Fig.21. Simulink model of MPPT
Fig.22. Gate pulses from MPPT
Simulation results of interleaved boost converter
The converter works in continuous mode of operation, with a phase shift of 180 and duty cycle greater than 0.5. The output voltage across the converter for an input of 38V from PV system is 380V. So the gain is 10 for a turns ratio of 1. The input and output voltages of the converter are shown in Fig.22 and Fig.23
Fig.23. Input voltage of the boost converter
Fig.24. Output voltage of the boost converter
A prototype of the proposed converter is tested. The output obtained for the converter for an input of 12V is 150 V with a switching frequency of 50kHz. The converter is controlled by the microchip ATMEGA 16. The power supply unit for the driver board is shown in Fig.25. It uses the AC mains electricity as an energy source. It employs a transformer to convert the input voltage to a higher or lower AC voltage. A rectifier is used to convert the transformer output voltage to a varying DC voltage, which in turn is passed through an electronic filter to convert it to an unregulated DC voltage. The regulator are provided for the supply output of +5 V. The filter removes most, but not all of the AC voltage variations and the remaining voltage variations are known as ripple.

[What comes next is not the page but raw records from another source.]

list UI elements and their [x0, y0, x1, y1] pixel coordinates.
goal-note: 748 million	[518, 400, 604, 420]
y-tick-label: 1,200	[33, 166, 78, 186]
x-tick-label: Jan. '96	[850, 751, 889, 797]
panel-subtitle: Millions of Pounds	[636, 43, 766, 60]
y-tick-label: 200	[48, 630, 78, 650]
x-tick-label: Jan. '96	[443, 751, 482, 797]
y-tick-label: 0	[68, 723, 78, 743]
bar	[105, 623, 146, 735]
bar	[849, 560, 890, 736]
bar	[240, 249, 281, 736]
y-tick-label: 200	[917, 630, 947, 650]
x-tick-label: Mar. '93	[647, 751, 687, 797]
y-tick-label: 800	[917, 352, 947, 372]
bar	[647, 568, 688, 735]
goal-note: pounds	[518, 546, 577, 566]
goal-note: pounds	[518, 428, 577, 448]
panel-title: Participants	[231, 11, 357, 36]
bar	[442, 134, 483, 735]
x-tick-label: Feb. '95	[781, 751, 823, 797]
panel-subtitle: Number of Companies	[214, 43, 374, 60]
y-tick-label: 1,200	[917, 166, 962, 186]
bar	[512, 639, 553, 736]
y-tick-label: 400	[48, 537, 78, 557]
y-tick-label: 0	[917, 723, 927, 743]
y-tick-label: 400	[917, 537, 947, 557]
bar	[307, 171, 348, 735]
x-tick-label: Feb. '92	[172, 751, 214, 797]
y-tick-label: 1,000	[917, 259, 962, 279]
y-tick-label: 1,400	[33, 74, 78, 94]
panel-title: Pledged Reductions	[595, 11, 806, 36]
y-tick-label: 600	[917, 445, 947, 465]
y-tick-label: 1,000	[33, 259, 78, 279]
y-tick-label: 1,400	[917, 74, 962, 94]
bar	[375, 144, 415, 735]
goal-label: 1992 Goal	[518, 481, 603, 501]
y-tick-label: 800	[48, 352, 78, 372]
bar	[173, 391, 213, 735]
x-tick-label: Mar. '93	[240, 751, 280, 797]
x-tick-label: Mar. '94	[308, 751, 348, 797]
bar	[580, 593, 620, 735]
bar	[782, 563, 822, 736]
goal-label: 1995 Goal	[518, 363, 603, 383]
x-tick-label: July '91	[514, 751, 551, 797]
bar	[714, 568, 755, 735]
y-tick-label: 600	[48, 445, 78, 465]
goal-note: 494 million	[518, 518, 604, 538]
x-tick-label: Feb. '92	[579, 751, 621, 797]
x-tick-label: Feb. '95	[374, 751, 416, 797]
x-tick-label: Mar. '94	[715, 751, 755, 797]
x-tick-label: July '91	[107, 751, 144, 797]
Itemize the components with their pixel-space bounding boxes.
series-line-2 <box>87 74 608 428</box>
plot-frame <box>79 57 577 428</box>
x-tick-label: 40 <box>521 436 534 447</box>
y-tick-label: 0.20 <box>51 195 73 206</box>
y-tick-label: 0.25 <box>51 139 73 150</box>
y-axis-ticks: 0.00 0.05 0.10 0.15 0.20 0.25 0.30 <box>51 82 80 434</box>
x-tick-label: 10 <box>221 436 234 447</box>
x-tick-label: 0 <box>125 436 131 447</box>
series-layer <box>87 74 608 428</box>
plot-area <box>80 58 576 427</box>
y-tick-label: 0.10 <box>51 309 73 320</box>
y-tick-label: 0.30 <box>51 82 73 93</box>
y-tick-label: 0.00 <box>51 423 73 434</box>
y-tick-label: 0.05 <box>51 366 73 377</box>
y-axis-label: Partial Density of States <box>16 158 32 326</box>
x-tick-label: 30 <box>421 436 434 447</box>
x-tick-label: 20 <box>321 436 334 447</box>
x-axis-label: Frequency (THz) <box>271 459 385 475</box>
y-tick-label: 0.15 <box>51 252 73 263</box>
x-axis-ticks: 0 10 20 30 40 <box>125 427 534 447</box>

Fig.25. Driver board power supply
Fig.26. MOSFET Driver circuit
The power circuit for the micro controller is shown in Fig.27. It is provided with transformer, rectifier, regulator. The regulator are provided for the supply output of +5 V. The controller circuit are provided with oscillator and capacitors. The +5 V output from the power supply unit are used for Vcc of microcontroller.
Fig.27. Controller circuit power supply
Fig.28. Pin diagram of ATMEGA 16
Fig.29. Experimental setup
A novel high voltage gain interleaved boost converter with dual coupled inductors for high step up and high power applications is recommended for high voltage conversion. This configuration inherits the merits of high voltage gain, low output voltage ripple and low-voltage stress across the power switches. Moreover, the secondary sides of two coupled- inductors are connected in series to a regenerative capacitor by a diode for extending the voltage gain and balancing the primary-parallel currents. In addition, the active switches are turned on at zero-current and the reverse recovery problem of diodes is alleviated by reasonable leakage inductances of the coupled inductors. Besides, the energy of leakage inductances can be recycled. So the proposed system is suitable for renewable energy applications that need high step- up high power energy conversion.